High and Low Phases of Student Adjustment
At each of the predicted "low points" in the pictorial of "High's and Low's", AFS has pre-scheduled orientations. These are:
- "Culture Shock" in Mid September -- Post-Arrival Orientation
- "Mental Isolation" in Mid January -- Mid-Stay Orientation
- "Return Jitters" in May -- Pre-Return Orientation
Patterns of Stages to Student Adjustment
Cultural adjustment phases tend to follow a certain pattern. As Dr. Bettina Hansel, long time AFS staff member writes in her book The Exchange Student Survival Kit, the stages of cultural adjustment can be categorized in the following way:
- Arrival Fatigue: Each student will have a mixture of powerful feelings upon arrival in the host country. There will be excitement, anxiety, nervousness, and hopefulness. The combination of these emotions, jet lag, and the intense concentration it takes to assimilate new surroundings (and often a new language) is incredibly exhausting. Soon after their arrival students may feel very tired.
- Homesickness: Bouts of homesickness are completely normal for students, especially soon after arrival. It's understandable that, in an unfamiliar environment, one would think of home, friends and family. Homesickness does not necessarily indicate a serious problem. Complications arise when a student begins to romanticize home, and believe that everything is better in their native country.
Communicating with family and friends a lot during this period generally makes participants' feelings of homesickness worse, not better. A reminder that "It's not right... it's not wrong... just different" can help to refocus. One AFSer also said that after a good night's sleep she felt much better!
- Settling In: This period is often called the "honeymoon" phase. As their fatigue begins to wear off, AFSers often begin to discover the new and exciting things they like about their host culture. They might begin making friends and becoming more comfortable in their new home. The participants' confidence in being able to adapt can be strong, and they can feel exhilarated by the accomplishments that they have already made.
- Deepening the Relationship: At this point in the cultural adjustment period, students begin to change from being a house guest to a member of the family. With this change comes increased comfort and also increased responsibility. A student will need to be accountable for their host family’s governing values and rules. Like any parent/child or sibling relationship, as the relationship deepens, sometimes conflicts can arise. This is not a bad sign, it usually just means that the student is becoming more a part of their new family.
- Culture Shock: Even the most even-keeled individuals will probably experience culture shock on some level during their AFS program. Issues surrounding culture shock warrant a separate section, and we will talk more about the causes and effects of culture shock later on. For now, suffice it to say that at this stage of cultural adjustment, the "honeymoon" is over, and real life begins again. Some of the novelty of the host community has worn off, and many participants tend to long for things familiar. Also, awareness of the cultural differences on the deeper level come to the surface.

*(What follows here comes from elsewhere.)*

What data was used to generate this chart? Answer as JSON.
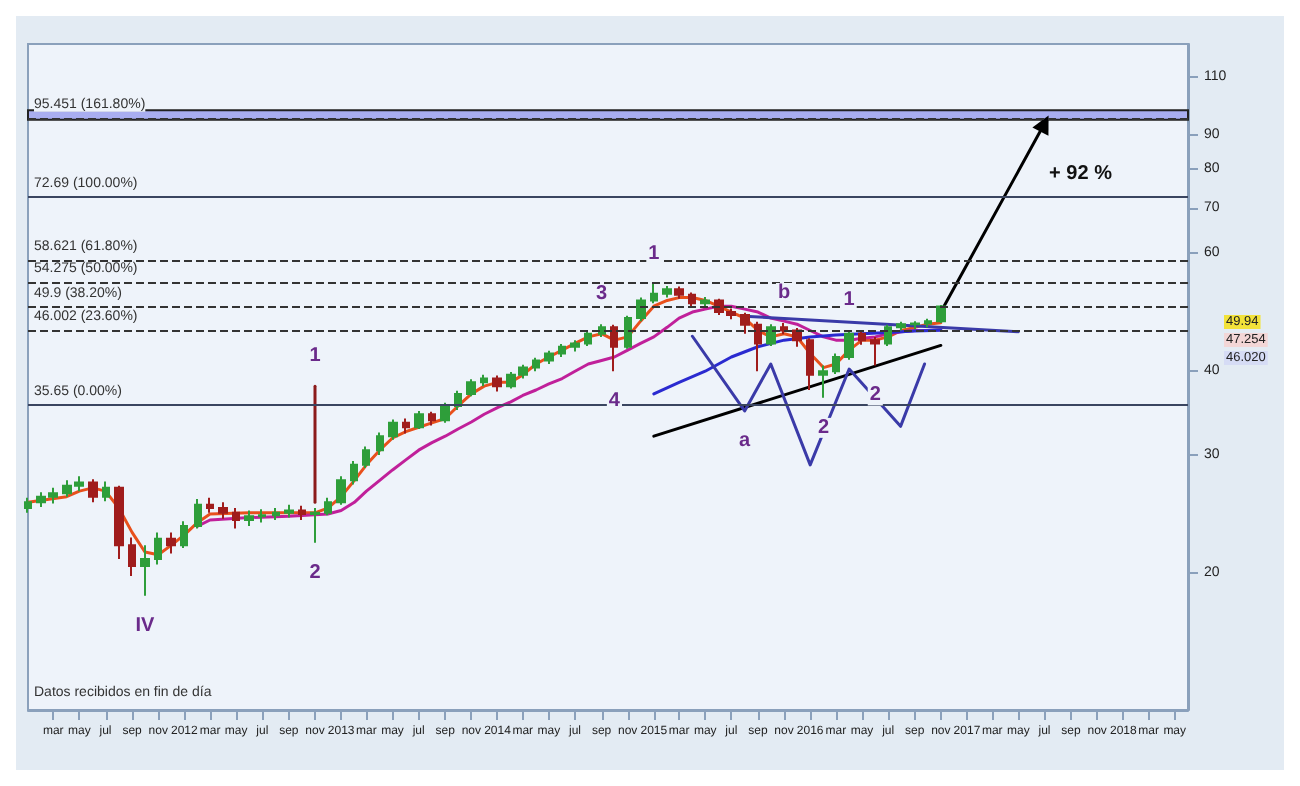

- The Holidays: During the familiar holidays, students may enjoy the celebrations of their new host families, but will likely also feel a little sad and lonely. Major holidays tend to remind students of home, and it is especially hard for kids when they know that their family and friends are getting together and celebrating without them.
- Culture Learning: After surviving culture shock and weathering the holidays, the student's newly found confidence will help them face new challenges. Although participants can feel frustrated and lonely at times, the hardest part has generally passed. Relationships in the host country are getting stronger, and participants know how to respond appropriately to the social cues of their host culture. Grounded in their community and home life, AFSers become increasingly confident in trying new things and forging their own path.
- Pre-Departure: In the weeks before the student returns home, feelings are almost always mixed. While AFSers are excited about the prospect of seeing their own families and friends again, they are sad to leave their new family and friends in the host country. In addition, many participants are suddenly inundated by invitations to parties and special activities scheduled for the end of the school year.
It is worth noting that although we can generally predict the aforementioned stages of the cultural adjustment process, each participant will experience these stages at varying levels of intensity and duration. In addition, some may skip stages, go back and forth between stages or "get stuck" in a particular phase.
The following chart offers a general picture of the host family adjustment cycle:
A host family will also go through an adjustment process as they integrate their new "child" into the family. The stages of the host family adjustment cycle frequently correspond to those of the exchange student. In fact, the student's adjustment and the host family's adjustment typically affect one another. Just as the student is adjusting to a new family and a new culture, the family is adjusting to a new family member who has a different cultural background.
The family's previous experience with making adjustments and their overall flexibility can help prepare them for the highs and lows, but will not eliminate the fluctuations inherent in the host family experience. As with students, host families will also have individualized patterns of adjustment.